Twitter, Google et Facebook ont tous déclaré qu’ils redoublent d’efforts pour supprimer les vidéos qui enfreignent leurs politiques. Twitter a temporairement suspendu ses publicités et certaines recommandations en Russie et en Ukraine pour empêcher la diffusion de fausses informations. Facebook a annoncé vendredi qu’il interdisait aux médias d’État russes de diffuser des publicités. Et YouTube a déclaré à Recode qu’il évaluait si de nouvelles sanctions économiques contre la Russie pourraient avoir un impact sur le contenu autorisé sur la plate-forme. La plate-forme vidéo a été critiquée pour avoir permis aux annonceurs de diffuser des publicités contre le média d’État soutenu par la Russie, RT, alors qu’il diffusait en direct des attentats à la bombe en Ukraine.
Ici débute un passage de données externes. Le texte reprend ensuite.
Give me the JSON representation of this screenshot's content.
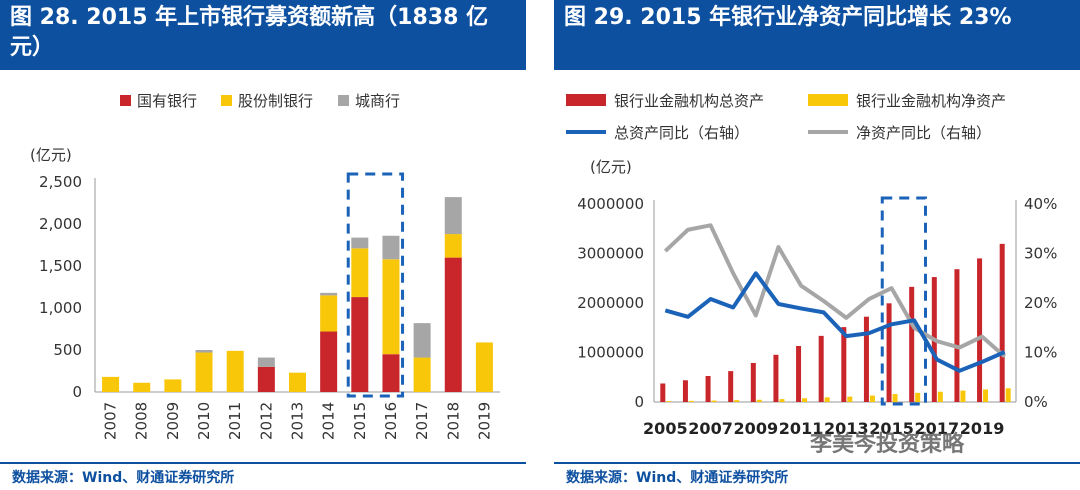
{
  "left": {
    "title": "图 28. 2015 年上市银行募资额新高（1838 亿元）",
    "source": "数据来源：Wind、财通证券研究所",
    "chart_data": {
      "type": "bar",
      "stacked": true,
      "unit_label": "(亿元)",
      "categories": [
        "2007",
        "2008",
        "2009",
        "2010",
        "2011",
        "2012",
        "2013",
        "2014",
        "2015",
        "2016",
        "2017",
        "2018",
        "2019"
      ],
      "series": [
        {
          "name": "国有银行",
          "color": "#c8262b",
          "values": [
            0,
            0,
            0,
            0,
            0,
            300,
            0,
            720,
            1130,
            450,
            0,
            1600,
            0
          ]
        },
        {
          "name": "股份制银行",
          "color": "#f9c70a",
          "values": [
            180,
            110,
            150,
            470,
            490,
            0,
            230,
            430,
            580,
            1130,
            410,
            280,
            590
          ]
        },
        {
          "name": "城商行",
          "color": "#a6a6a6",
          "values": [
            0,
            0,
            0,
            30,
            0,
            110,
            0,
            30,
            128,
            280,
            410,
            440,
            0
          ]
        }
      ],
      "ylim": [
        0,
        2500
      ],
      "yticks": [
        0,
        500,
        1000,
        1500,
        2000,
        2500
      ],
      "ytick_labels": [
        "0",
        "500",
        "1,000",
        "1,500",
        "2,000",
        "2,500"
      ],
      "highlight": [
        "2015",
        "2016"
      ],
      "legend_position": "top"
    }
  },
  "right": {
    "title": "图 29. 2015 年银行业净资产同比增长 23%",
    "source": "数据来源：Wind、财通证券研究所",
    "watermark": "李美岑投资策略",
    "chart_data": {
      "type": "bar+line",
      "unit_label": "(亿元)",
      "x": [
        "2005",
        "2006",
        "2007",
        "2008",
        "2009",
        "2010",
        "2011",
        "2012",
        "2013",
        "2014",
        "2015",
        "2016",
        "2017",
        "2018",
        "2019",
        "2020"
      ],
      "xtick_labels": [
        "2005",
        "2007",
        "2009",
        "2011",
        "2013",
        "2015",
        "2017",
        "2019"
      ],
      "series": [
        {
          "name": "银行业金融机构总资产",
          "type": "bar",
          "axis": "left",
          "color": "#c8262b",
          "values": [
            374000,
            439000,
            525000,
            624000,
            788000,
            954000,
            1132000,
            1336000,
            1513000,
            1723000,
            1994000,
            2326000,
            2524000,
            2683000,
            2901000,
            3195000
          ]
        },
        {
          "name": "银行业金融机构净资产",
          "type": "bar",
          "axis": "left",
          "color": "#f9c70a",
          "values": [
            17000,
            23000,
            29000,
            38000,
            45000,
            58000,
            76000,
            95000,
            109000,
            130000,
            160000,
            185000,
            208000,
            230000,
            253000,
            278000
          ]
        },
        {
          "name": "总资产同比（右轴）",
          "type": "line",
          "axis": "right",
          "color": "#1a63b8",
          "values": [
            18.5,
            17.2,
            20.8,
            19.1,
            26.0,
            19.8,
            18.9,
            18.1,
            13.3,
            13.9,
            15.7,
            16.5,
            8.6,
            6.3,
            8.1,
            10.1
          ]
        },
        {
          "name": "净资产同比（右轴）",
          "type": "line",
          "axis": "right",
          "color": "#a6a6a6",
          "values": [
            30.5,
            34.8,
            35.7,
            26.0,
            17.5,
            31.3,
            23.5,
            20.4,
            17.0,
            20.8,
            23.0,
            15.0,
            12.3,
            11.0,
            13.2,
            9.2
          ]
        }
      ],
      "ylim_left": [
        0,
        4000000
      ],
      "yticks_left": [
        0,
        1000000,
        2000000,
        3000000,
        4000000
      ],
      "ylim_right": [
        0,
        40
      ],
      "ytick_labels_right": [
        "0%",
        "10%",
        "20%",
        "30%",
        "40%"
      ],
      "highlight": [
        "2015",
        "2016"
      ],
      "legend_position": "top"
    }
  }
}
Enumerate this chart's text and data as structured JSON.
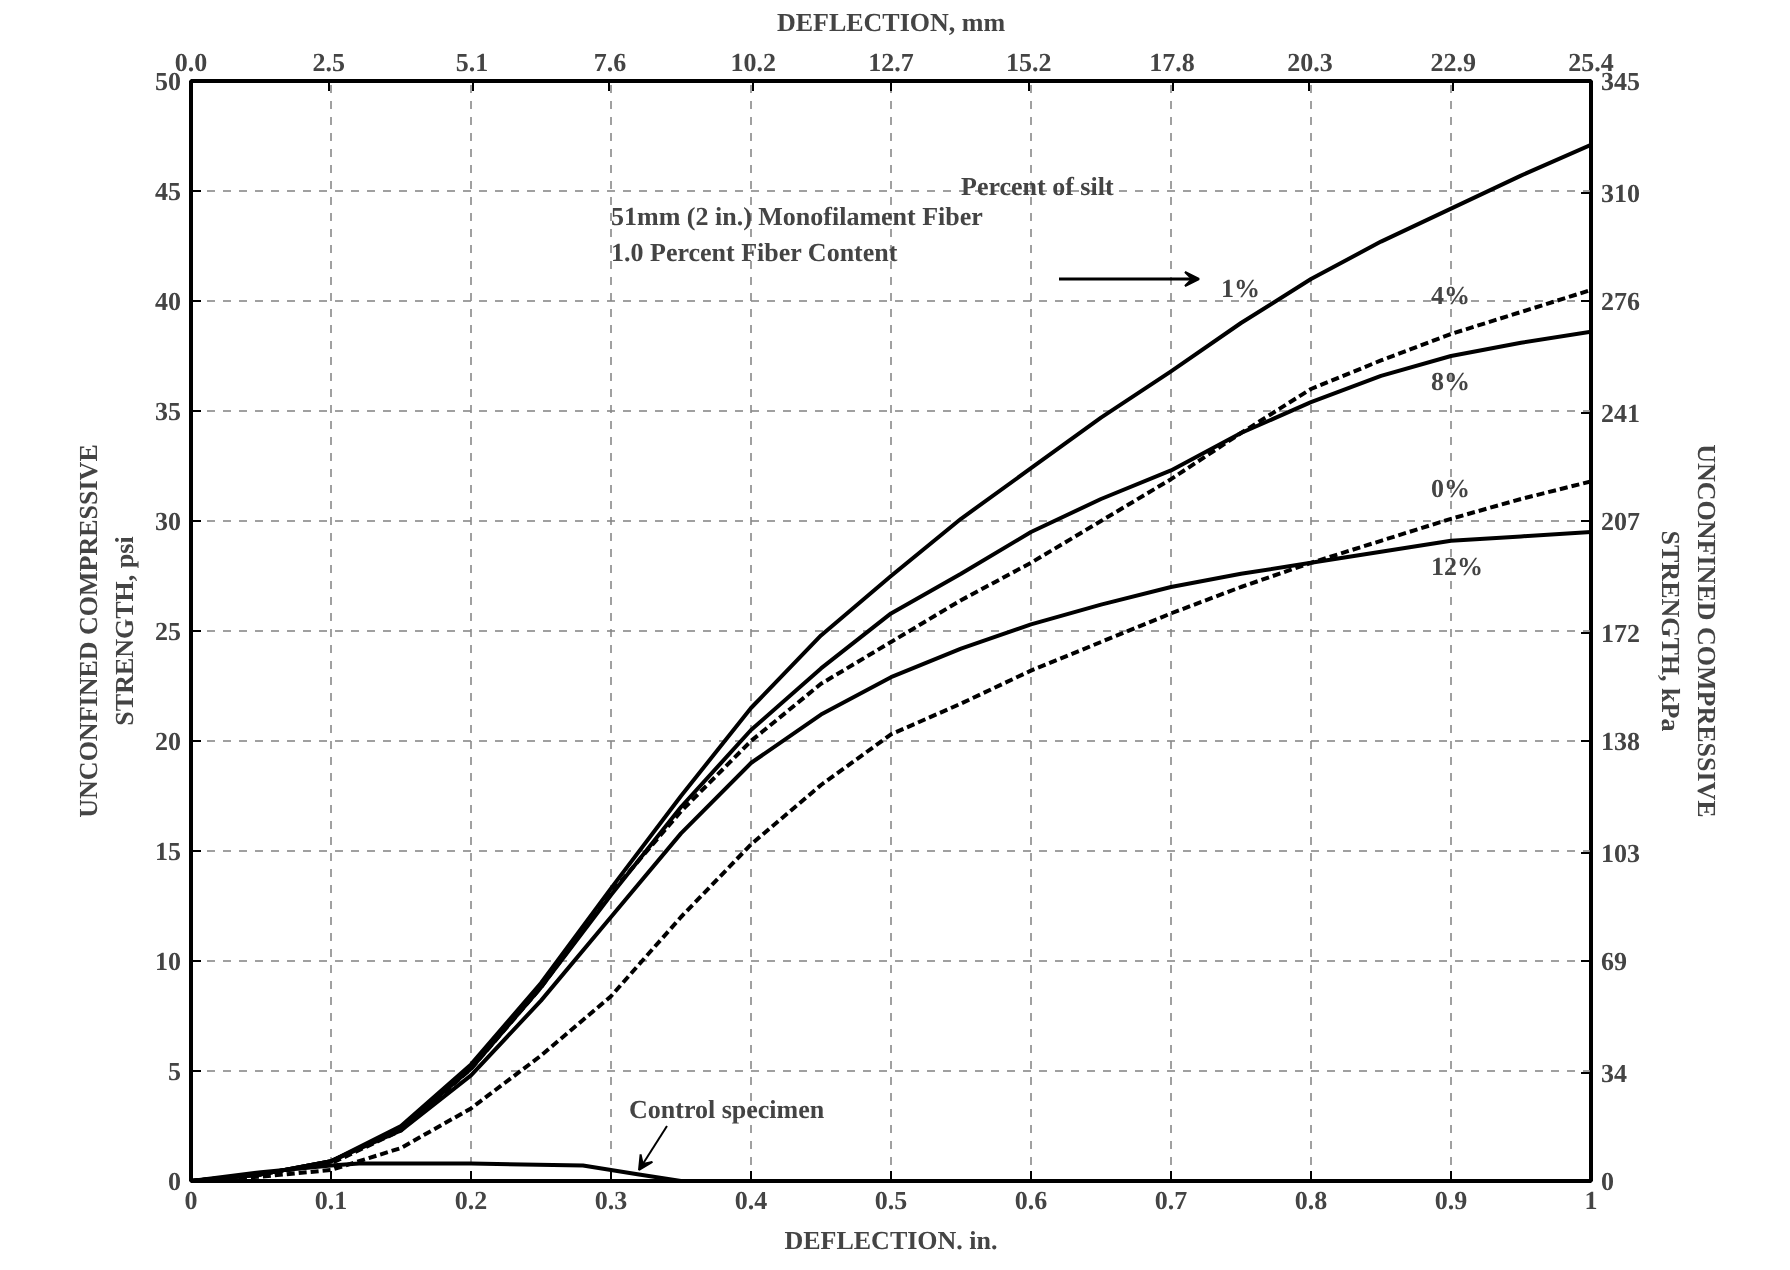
{
  "chart_data": {
    "type": "line",
    "xlabel": "DEFLECTION. in.",
    "x2label": "DEFLECTION, mm",
    "ylabel": "UNCONFINED COMPRESSIVE\nSTRENGTH, psi",
    "y2label": "UNCONFINED COMPRESSIVE\nSTRENGTH, kPa",
    "annotations": [
      "51mm (2 in.) Monofilament Fiber",
      "1.0 Percent Fiber Content",
      "Percent of silt"
    ],
    "x": [
      0,
      0.05,
      0.1,
      0.15,
      0.2,
      0.25,
      0.3,
      0.35,
      0.4,
      0.45,
      0.5,
      0.55,
      0.6,
      0.65,
      0.7,
      0.75,
      0.8,
      0.85,
      0.9,
      0.95,
      1.0
    ],
    "series": [
      {
        "name": "1%",
        "color": "#000000",
        "line_style": "solid",
        "values": [
          0,
          0.3,
          0.9,
          2.5,
          5.3,
          9,
          13.3,
          17.5,
          21.5,
          24.8,
          27.5,
          30.1,
          32.4,
          34.7,
          36.8,
          39,
          41,
          42.7,
          44.2,
          45.7,
          47.1
        ]
      },
      {
        "name": "4%",
        "color": "#000000",
        "line_style": "dashed",
        "values": [
          0,
          0.3,
          0.8,
          2.3,
          5.1,
          8.8,
          13.1,
          16.8,
          20,
          22.6,
          24.5,
          26.4,
          28.1,
          30,
          31.9,
          34,
          36,
          37.3,
          38.5,
          39.5,
          40.5
        ]
      },
      {
        "name": "8%",
        "color": "#000000",
        "line_style": "solid",
        "values": [
          0,
          0.3,
          0.9,
          2.4,
          5.1,
          8.8,
          13,
          17,
          20.5,
          23.3,
          25.8,
          27.6,
          29.5,
          31,
          32.3,
          34,
          35.4,
          36.6,
          37.5,
          38.1,
          38.6
        ]
      },
      {
        "name": "0%",
        "color": "#000000",
        "line_style": "dashed",
        "values": [
          0,
          0.2,
          0.5,
          1.5,
          3.3,
          5.7,
          8.4,
          12,
          15.3,
          18,
          20.3,
          21.7,
          23.2,
          24.5,
          25.8,
          27,
          28.1,
          29.1,
          30.1,
          31,
          31.8
        ]
      },
      {
        "name": "12%",
        "color": "#000000",
        "line_style": "solid",
        "values": [
          0,
          0.3,
          0.9,
          2.3,
          4.8,
          8.2,
          12,
          15.8,
          19,
          21.2,
          22.9,
          24.2,
          25.3,
          26.2,
          27,
          27.6,
          28.1,
          28.6,
          29.1,
          29.3,
          29.5
        ]
      },
      {
        "name": "Control specimen",
        "color": "#000000",
        "line_style": "solid",
        "x": [
          0,
          0.05,
          0.1,
          0.12,
          0.2,
          0.28,
          0.32,
          0.35
        ],
        "values": [
          0,
          0.4,
          0.7,
          0.8,
          0.8,
          0.7,
          0.3,
          0
        ]
      }
    ],
    "xlim": [
      0,
      1
    ],
    "xticks": [
      0,
      0.1,
      0.2,
      0.3,
      0.4,
      0.5,
      0.6,
      0.7,
      0.8,
      0.9,
      1
    ],
    "ylim": [
      0,
      50
    ],
    "yticks": [
      0,
      5,
      10,
      15,
      20,
      25,
      30,
      35,
      40,
      45,
      50
    ],
    "y2lim": [
      0,
      345
    ],
    "y2ticks": [
      0,
      34,
      69,
      103,
      138,
      172,
      207,
      241,
      276,
      310,
      345
    ],
    "x2lim": [
      0,
      25.4
    ],
    "x2ticks": [
      {
        "value": 0,
        "label": "0.0"
      },
      2.5,
      5.1,
      7.6,
      10.2,
      12.7,
      15.2,
      17.8,
      20.3,
      22.9,
      25.4
    ],
    "grid": true,
    "marker": "none"
  }
}
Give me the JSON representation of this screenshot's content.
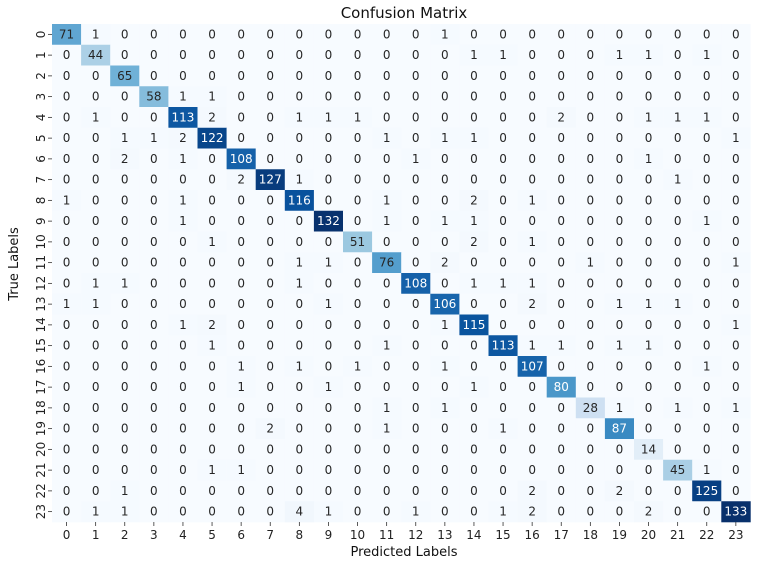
{
  "chart_data": {
    "type": "heatmap",
    "title": "Confusion Matrix",
    "xlabel": "Predicted Labels",
    "ylabel": "True Labels",
    "x_ticks": [
      "0",
      "1",
      "2",
      "3",
      "4",
      "5",
      "6",
      "7",
      "8",
      "9",
      "10",
      "11",
      "12",
      "13",
      "14",
      "15",
      "16",
      "17",
      "18",
      "19",
      "20",
      "21",
      "22",
      "23"
    ],
    "y_ticks": [
      "0",
      "1",
      "2",
      "3",
      "4",
      "5",
      "6",
      "7",
      "8",
      "9",
      "10",
      "11",
      "12",
      "13",
      "14",
      "15",
      "16",
      "17",
      "18",
      "19",
      "20",
      "21",
      "22",
      "23"
    ],
    "colormap": "Blues",
    "color_range": [
      0,
      133
    ],
    "matrix": [
      [
        71,
        1,
        0,
        0,
        0,
        0,
        0,
        0,
        0,
        0,
        0,
        0,
        0,
        1,
        0,
        0,
        0,
        0,
        0,
        0,
        0,
        0,
        0,
        0
      ],
      [
        0,
        44,
        0,
        0,
        0,
        0,
        0,
        0,
        0,
        0,
        0,
        0,
        0,
        0,
        1,
        1,
        0,
        0,
        0,
        1,
        1,
        0,
        1,
        0
      ],
      [
        0,
        0,
        65,
        0,
        0,
        0,
        0,
        0,
        0,
        0,
        0,
        0,
        0,
        0,
        0,
        0,
        0,
        0,
        0,
        0,
        0,
        0,
        0,
        0
      ],
      [
        0,
        0,
        0,
        58,
        1,
        1,
        0,
        0,
        0,
        0,
        0,
        0,
        0,
        0,
        0,
        0,
        0,
        0,
        0,
        0,
        0,
        0,
        0,
        0
      ],
      [
        0,
        1,
        0,
        0,
        113,
        2,
        0,
        0,
        1,
        1,
        1,
        0,
        0,
        0,
        0,
        0,
        0,
        2,
        0,
        0,
        1,
        1,
        1,
        0
      ],
      [
        0,
        0,
        1,
        1,
        2,
        122,
        0,
        0,
        0,
        0,
        0,
        1,
        0,
        1,
        1,
        0,
        0,
        0,
        0,
        0,
        0,
        0,
        0,
        1
      ],
      [
        0,
        0,
        2,
        0,
        1,
        0,
        108,
        0,
        0,
        0,
        0,
        0,
        1,
        0,
        0,
        0,
        0,
        0,
        0,
        0,
        1,
        0,
        0,
        0
      ],
      [
        0,
        0,
        0,
        0,
        0,
        0,
        2,
        127,
        1,
        0,
        0,
        0,
        0,
        0,
        0,
        0,
        0,
        0,
        0,
        0,
        0,
        1,
        0,
        0
      ],
      [
        1,
        0,
        0,
        0,
        1,
        0,
        0,
        0,
        116,
        0,
        0,
        1,
        0,
        0,
        2,
        0,
        1,
        0,
        0,
        0,
        0,
        0,
        0,
        0
      ],
      [
        0,
        0,
        0,
        0,
        1,
        0,
        0,
        0,
        0,
        132,
        0,
        1,
        0,
        1,
        1,
        0,
        0,
        0,
        0,
        0,
        0,
        0,
        1,
        0
      ],
      [
        0,
        0,
        0,
        0,
        0,
        1,
        0,
        0,
        0,
        0,
        51,
        0,
        0,
        0,
        2,
        0,
        1,
        0,
        0,
        0,
        0,
        0,
        0,
        0
      ],
      [
        0,
        0,
        0,
        0,
        0,
        0,
        0,
        0,
        1,
        1,
        0,
        76,
        0,
        2,
        0,
        0,
        0,
        0,
        1,
        0,
        0,
        0,
        0,
        1
      ],
      [
        0,
        1,
        1,
        0,
        0,
        0,
        0,
        0,
        1,
        0,
        0,
        0,
        108,
        0,
        1,
        1,
        1,
        0,
        0,
        0,
        0,
        0,
        0,
        0
      ],
      [
        1,
        1,
        0,
        0,
        0,
        0,
        0,
        0,
        0,
        1,
        0,
        0,
        0,
        106,
        0,
        0,
        2,
        0,
        0,
        1,
        1,
        1,
        0,
        0
      ],
      [
        0,
        0,
        0,
        0,
        1,
        2,
        0,
        0,
        0,
        0,
        0,
        0,
        0,
        1,
        115,
        0,
        0,
        0,
        0,
        0,
        0,
        0,
        0,
        1
      ],
      [
        0,
        0,
        0,
        0,
        0,
        1,
        0,
        0,
        0,
        0,
        0,
        1,
        0,
        0,
        0,
        113,
        1,
        1,
        0,
        1,
        1,
        0,
        0,
        0
      ],
      [
        0,
        0,
        0,
        0,
        0,
        0,
        1,
        0,
        1,
        0,
        1,
        0,
        0,
        1,
        0,
        0,
        107,
        0,
        0,
        0,
        0,
        0,
        1,
        0
      ],
      [
        0,
        0,
        0,
        0,
        0,
        0,
        1,
        0,
        0,
        1,
        0,
        0,
        0,
        0,
        1,
        0,
        0,
        80,
        0,
        0,
        0,
        0,
        0,
        0
      ],
      [
        0,
        0,
        0,
        0,
        0,
        0,
        0,
        0,
        0,
        0,
        0,
        1,
        0,
        1,
        0,
        0,
        0,
        0,
        28,
        1,
        0,
        1,
        0,
        1
      ],
      [
        0,
        0,
        0,
        0,
        0,
        0,
        0,
        2,
        0,
        0,
        0,
        1,
        0,
        0,
        0,
        1,
        0,
        0,
        0,
        87,
        0,
        0,
        0,
        0
      ],
      [
        0,
        0,
        0,
        0,
        0,
        0,
        0,
        0,
        0,
        0,
        0,
        0,
        0,
        0,
        0,
        0,
        0,
        0,
        0,
        0,
        14,
        0,
        0,
        0
      ],
      [
        0,
        0,
        0,
        0,
        0,
        1,
        1,
        0,
        0,
        0,
        0,
        0,
        0,
        0,
        0,
        0,
        0,
        0,
        0,
        0,
        0,
        45,
        1,
        0
      ],
      [
        0,
        0,
        1,
        0,
        0,
        0,
        0,
        0,
        0,
        0,
        0,
        0,
        0,
        0,
        0,
        0,
        2,
        0,
        0,
        2,
        0,
        0,
        125,
        0
      ],
      [
        0,
        1,
        1,
        0,
        0,
        0,
        0,
        0,
        4,
        1,
        0,
        0,
        1,
        0,
        0,
        1,
        2,
        0,
        0,
        0,
        2,
        0,
        0,
        133
      ]
    ]
  }
}
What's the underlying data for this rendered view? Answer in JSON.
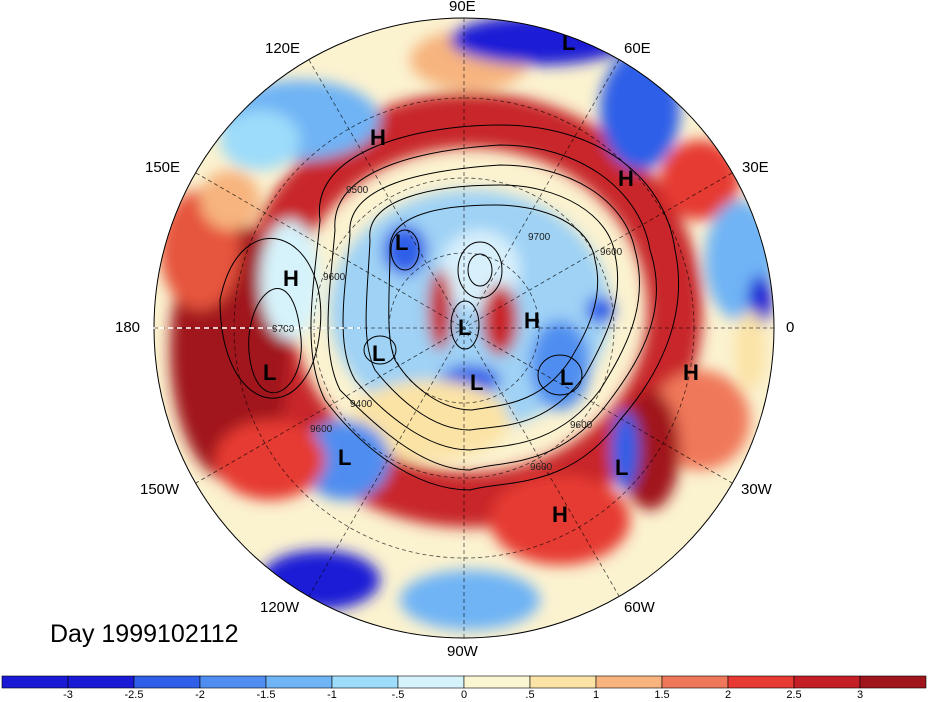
{
  "title": "Day 1999102112",
  "longitude_labels": {
    "lon_90e": "90E",
    "lon_60e": "60E",
    "lon_120e": "120E",
    "lon_30e": "30E",
    "lon_150e": "150E",
    "lon_0": "0",
    "lon_180": "180",
    "lon_30w": "30W",
    "lon_150w": "150W",
    "lon_60w": "60W",
    "lon_120w": "120W",
    "lon_90w": "90W"
  },
  "pressure_centers": [
    "L",
    "H",
    "H",
    "L",
    "H",
    "L",
    "H",
    "L",
    "L",
    "L",
    "H",
    "L",
    "L",
    "L",
    "H"
  ],
  "contour_labels": [
    "9500",
    "9700",
    "9600",
    "9600",
    "9700",
    "9600",
    "9400",
    "9600",
    "9600"
  ],
  "colorbar": {
    "colors": [
      "#1a1ad6",
      "#2f5fe8",
      "#4f8ef0",
      "#6fb4f5",
      "#9ddcfa",
      "#d6f3fb",
      "#fbf6d2",
      "#fbe3a6",
      "#f7b47e",
      "#f0785a",
      "#e63a32",
      "#c41f26",
      "#a0151c"
    ],
    "labels": [
      "-3",
      "-2.5",
      "-2",
      "-1.5",
      "-1",
      "-.5",
      "0",
      ".5",
      "1",
      "1.5",
      "2",
      "2.5",
      "3"
    ]
  }
}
On ne sait pas si la Russie intensifiera ses restrictions partielles en réponse au refus persistant de Facebook d’arrêter de modérer les médias russes, ou ce qu’elle fera exactement à Twitter et YouTube.
Certains experts en sécurité Internet, chercheurs en médias sociaux et militants ont plaidé pour que les sociétés de médias sociaux basées aux États-Unis coupent les médias russes financés par l’État ou les comptes gérés par l’État, car cela pourrait affaiblir la capacité du gouvernement russe à diffuser de la propagande.
“Pendant la guerre froide, nous n’aurions jamais laissé la Pravda publier aux États-Unis”, a déclaré Jim Lewis, expert en cybersécurité au Center for Strategic and International Studies. “Pourquoi laissons-nous les Russes faire ça ?”
Mais pour toutes les raisons mentionnées précédemment, si les entreprises technologiques limitent davantage les médias d’État russes et les comptes officiels du gouvernement, cela pourrait entraîner de nouvelles représailles de la part du gouvernement russe.
Tout cela souligne à quel point les médias sociaux sont un champ de bataille clé pour les puissances mondiales. Il n’est pas surprenant que le Kremlin – qui s’est montré magistral pour interférer avec la politique américaine en utilisant des campagnes de désinformation sur les réseaux sociaux lors des élections de 2016 – tente une fois de plus de manipuler la conversation publique en ligne en sa faveur.